Because exercise is such a confusing topic, I tell people that they’re really five kinds of exercise, only two of which are usually important in breast cancer. The five different kinds are: Aerobic or cardiovascular, number one; strength training, number two; number three is flexibility or stretching; number four is sport-specific exercise, so that would be like shooting a basketball over and over and getting better at a specific sport; and number five is functional and that involves balance and coordination, for instance, after a stroke.
So the first two, cardiovascular and strength training, seem to be the most important. Sometimes, number three, the flexibility exercises are important, especially for instance after a mastectomy when a women needs to really improve the flexibility in her arm and improve the shoulder range of motion so that she doesn’t have a rotator cuff problem or whatever. But in terms of really physically healing, the two kind of exercise that are important are cardiovascular and strength training.
What people ask me is: How do I start? What I do? One of the best things to do is simply to start walking and what I recommend for my patients is to get a pedometer and just strap it to your belt and start counting how many steps a day you’re taking. That’s a great way to start because, number one, you’re not even really starting to exercise in the beginning. All you’re doing is recording how many steps a day you’re taking right now already. That’s really great to just sort of say, “Well I wonder how close I am to what the recommendations are, the formal recommendations for how many steps a day people should be taking.The recommendation by the American College of Sports Medicine is 10,000 steps a day for active healthy people.

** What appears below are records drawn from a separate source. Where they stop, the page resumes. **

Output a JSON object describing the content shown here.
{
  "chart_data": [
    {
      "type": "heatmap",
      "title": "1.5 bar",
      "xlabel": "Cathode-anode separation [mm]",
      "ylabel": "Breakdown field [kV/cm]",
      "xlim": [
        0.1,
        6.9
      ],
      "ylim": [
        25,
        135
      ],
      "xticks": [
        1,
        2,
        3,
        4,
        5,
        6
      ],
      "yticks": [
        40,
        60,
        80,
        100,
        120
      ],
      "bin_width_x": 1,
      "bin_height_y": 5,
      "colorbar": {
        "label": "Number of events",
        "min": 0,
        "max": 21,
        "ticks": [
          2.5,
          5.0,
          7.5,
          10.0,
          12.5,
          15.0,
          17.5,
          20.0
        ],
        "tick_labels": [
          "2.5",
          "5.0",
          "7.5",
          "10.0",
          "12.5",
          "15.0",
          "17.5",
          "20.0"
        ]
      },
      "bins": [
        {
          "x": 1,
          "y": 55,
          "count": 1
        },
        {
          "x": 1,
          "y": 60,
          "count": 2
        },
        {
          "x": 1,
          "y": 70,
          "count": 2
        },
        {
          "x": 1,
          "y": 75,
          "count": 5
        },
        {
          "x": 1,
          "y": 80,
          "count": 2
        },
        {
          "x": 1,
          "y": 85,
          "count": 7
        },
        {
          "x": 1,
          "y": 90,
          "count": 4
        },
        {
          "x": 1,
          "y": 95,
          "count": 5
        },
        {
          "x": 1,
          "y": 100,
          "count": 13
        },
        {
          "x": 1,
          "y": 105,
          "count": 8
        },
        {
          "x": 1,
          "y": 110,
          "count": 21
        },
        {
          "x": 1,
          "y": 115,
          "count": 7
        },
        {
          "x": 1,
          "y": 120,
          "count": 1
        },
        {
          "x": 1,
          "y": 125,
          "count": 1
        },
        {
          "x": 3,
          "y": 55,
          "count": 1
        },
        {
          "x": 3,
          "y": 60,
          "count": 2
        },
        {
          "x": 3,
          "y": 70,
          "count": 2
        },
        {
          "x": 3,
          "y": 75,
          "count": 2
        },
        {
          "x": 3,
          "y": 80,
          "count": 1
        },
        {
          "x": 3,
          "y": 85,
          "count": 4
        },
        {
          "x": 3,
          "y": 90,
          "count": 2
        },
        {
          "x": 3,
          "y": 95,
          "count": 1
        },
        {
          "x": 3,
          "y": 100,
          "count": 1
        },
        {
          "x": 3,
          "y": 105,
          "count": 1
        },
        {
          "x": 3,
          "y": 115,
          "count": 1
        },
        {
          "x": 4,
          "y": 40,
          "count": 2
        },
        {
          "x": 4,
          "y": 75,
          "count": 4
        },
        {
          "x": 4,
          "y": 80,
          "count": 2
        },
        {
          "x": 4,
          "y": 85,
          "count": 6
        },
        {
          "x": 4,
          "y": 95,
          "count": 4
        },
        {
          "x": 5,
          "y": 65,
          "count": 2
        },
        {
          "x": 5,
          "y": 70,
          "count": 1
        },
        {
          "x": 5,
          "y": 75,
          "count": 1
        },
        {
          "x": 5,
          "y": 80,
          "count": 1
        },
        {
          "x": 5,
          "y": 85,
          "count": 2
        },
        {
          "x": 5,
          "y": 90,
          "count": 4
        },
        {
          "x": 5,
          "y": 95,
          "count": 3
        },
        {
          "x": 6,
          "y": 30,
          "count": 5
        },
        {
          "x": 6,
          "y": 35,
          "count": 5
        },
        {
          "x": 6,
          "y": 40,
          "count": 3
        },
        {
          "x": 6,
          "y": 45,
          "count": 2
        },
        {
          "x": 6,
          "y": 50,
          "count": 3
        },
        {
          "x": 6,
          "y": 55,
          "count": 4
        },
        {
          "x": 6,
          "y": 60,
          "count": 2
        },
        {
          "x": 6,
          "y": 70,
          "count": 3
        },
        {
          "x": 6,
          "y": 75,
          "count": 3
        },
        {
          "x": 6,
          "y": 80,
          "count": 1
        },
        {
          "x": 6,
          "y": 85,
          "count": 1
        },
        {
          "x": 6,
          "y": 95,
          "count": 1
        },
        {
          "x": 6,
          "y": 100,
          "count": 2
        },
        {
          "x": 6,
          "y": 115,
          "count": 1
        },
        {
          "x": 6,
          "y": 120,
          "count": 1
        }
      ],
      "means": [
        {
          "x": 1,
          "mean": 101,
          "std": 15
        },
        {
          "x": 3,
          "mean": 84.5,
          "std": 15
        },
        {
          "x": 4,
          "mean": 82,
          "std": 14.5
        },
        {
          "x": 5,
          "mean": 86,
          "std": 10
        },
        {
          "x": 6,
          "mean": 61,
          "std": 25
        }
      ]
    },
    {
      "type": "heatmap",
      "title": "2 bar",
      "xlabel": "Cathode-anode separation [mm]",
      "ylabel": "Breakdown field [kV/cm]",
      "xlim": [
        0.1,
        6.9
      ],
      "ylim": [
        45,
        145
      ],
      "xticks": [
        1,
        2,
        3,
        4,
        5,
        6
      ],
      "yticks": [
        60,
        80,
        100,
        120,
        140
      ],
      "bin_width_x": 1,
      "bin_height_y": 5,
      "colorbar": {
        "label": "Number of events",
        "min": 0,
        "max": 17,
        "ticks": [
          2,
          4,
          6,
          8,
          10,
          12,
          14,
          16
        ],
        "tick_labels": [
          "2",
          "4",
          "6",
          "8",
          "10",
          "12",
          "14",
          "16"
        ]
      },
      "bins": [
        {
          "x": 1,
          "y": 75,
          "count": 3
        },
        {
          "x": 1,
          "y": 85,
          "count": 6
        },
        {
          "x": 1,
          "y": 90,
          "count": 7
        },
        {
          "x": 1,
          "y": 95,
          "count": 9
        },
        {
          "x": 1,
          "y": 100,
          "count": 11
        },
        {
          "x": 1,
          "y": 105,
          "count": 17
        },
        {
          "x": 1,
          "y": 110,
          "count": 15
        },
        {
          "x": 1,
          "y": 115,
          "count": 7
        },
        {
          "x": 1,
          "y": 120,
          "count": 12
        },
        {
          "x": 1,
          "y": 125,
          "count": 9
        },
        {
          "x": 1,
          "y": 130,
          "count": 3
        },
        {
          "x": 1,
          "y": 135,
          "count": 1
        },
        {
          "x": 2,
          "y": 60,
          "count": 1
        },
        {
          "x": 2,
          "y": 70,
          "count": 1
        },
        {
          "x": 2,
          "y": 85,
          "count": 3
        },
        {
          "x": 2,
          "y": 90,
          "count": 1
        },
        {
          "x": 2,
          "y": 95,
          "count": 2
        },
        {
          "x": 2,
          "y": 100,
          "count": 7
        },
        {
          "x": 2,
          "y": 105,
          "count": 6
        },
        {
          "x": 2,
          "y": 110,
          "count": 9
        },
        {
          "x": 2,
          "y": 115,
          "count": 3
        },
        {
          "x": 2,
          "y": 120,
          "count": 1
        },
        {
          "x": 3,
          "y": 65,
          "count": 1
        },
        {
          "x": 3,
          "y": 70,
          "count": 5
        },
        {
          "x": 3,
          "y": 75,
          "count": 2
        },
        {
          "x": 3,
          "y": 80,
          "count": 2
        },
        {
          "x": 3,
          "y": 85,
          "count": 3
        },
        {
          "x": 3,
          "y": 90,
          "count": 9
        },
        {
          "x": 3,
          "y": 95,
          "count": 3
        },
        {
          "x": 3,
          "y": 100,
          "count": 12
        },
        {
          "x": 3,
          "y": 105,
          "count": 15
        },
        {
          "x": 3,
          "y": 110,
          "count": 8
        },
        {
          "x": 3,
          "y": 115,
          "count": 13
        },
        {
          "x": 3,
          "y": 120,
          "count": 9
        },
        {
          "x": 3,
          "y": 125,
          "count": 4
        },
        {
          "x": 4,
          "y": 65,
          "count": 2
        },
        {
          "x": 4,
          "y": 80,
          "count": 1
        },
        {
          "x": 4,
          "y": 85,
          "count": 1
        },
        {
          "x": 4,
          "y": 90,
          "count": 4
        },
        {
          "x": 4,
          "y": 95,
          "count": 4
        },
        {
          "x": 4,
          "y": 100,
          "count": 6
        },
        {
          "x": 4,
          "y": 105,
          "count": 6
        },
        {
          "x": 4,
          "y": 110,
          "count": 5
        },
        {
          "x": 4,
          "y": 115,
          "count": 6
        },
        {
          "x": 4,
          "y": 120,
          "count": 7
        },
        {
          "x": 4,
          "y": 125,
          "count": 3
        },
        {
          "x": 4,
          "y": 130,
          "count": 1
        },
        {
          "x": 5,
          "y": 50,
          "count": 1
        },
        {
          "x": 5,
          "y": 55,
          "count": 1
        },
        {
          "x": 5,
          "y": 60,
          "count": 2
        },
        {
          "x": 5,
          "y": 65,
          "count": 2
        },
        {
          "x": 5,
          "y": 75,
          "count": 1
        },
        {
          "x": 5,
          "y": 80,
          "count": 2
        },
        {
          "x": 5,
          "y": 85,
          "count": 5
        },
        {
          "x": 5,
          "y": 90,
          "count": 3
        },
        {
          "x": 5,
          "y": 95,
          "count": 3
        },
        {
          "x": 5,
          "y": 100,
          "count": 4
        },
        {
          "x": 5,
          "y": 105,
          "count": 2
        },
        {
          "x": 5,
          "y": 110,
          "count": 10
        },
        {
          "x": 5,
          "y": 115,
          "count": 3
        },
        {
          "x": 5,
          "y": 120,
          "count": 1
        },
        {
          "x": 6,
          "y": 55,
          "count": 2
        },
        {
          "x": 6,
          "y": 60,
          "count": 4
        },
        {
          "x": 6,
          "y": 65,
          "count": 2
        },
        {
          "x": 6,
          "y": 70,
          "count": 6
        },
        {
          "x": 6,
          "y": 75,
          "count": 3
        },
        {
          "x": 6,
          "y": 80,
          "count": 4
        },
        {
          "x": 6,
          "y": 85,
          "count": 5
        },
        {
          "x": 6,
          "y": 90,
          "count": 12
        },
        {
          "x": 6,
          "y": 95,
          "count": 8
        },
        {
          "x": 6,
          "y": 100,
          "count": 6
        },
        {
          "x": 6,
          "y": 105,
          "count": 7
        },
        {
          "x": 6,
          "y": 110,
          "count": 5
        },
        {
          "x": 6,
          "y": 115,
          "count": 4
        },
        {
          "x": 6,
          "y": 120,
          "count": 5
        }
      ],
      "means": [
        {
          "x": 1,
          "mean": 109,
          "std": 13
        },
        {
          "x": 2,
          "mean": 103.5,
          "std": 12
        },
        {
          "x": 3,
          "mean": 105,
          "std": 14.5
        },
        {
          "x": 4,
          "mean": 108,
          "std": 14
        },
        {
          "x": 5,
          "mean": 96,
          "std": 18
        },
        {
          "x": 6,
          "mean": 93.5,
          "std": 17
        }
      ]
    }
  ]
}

What I recommend is that you record for a week how many steps a day you’re taking and then you average those out and then you try to increase by 500 steps a day week-by-week until you get to 10,000. So each week you try to increase the average number of steps a day you’re taking by 500. At some point it’s worthwhile checking in with your primary care doctor or your oncologist to just be sure that the increased activity is safe for you, but most people can safely walk without any problems, exceptions include anyone with a serious heart or lung problem and occasionally people with metastases have to be careful of this. So that’s usually a very safe way to begin to exercise and the 10,000 steps a day goal is very doable. People really enjoy using a pedometer and sort of gauging it. It’s great feedback every night when you look at it and you can really see your progress and then soon you start feeling a lot better. So that’s one of my first tips.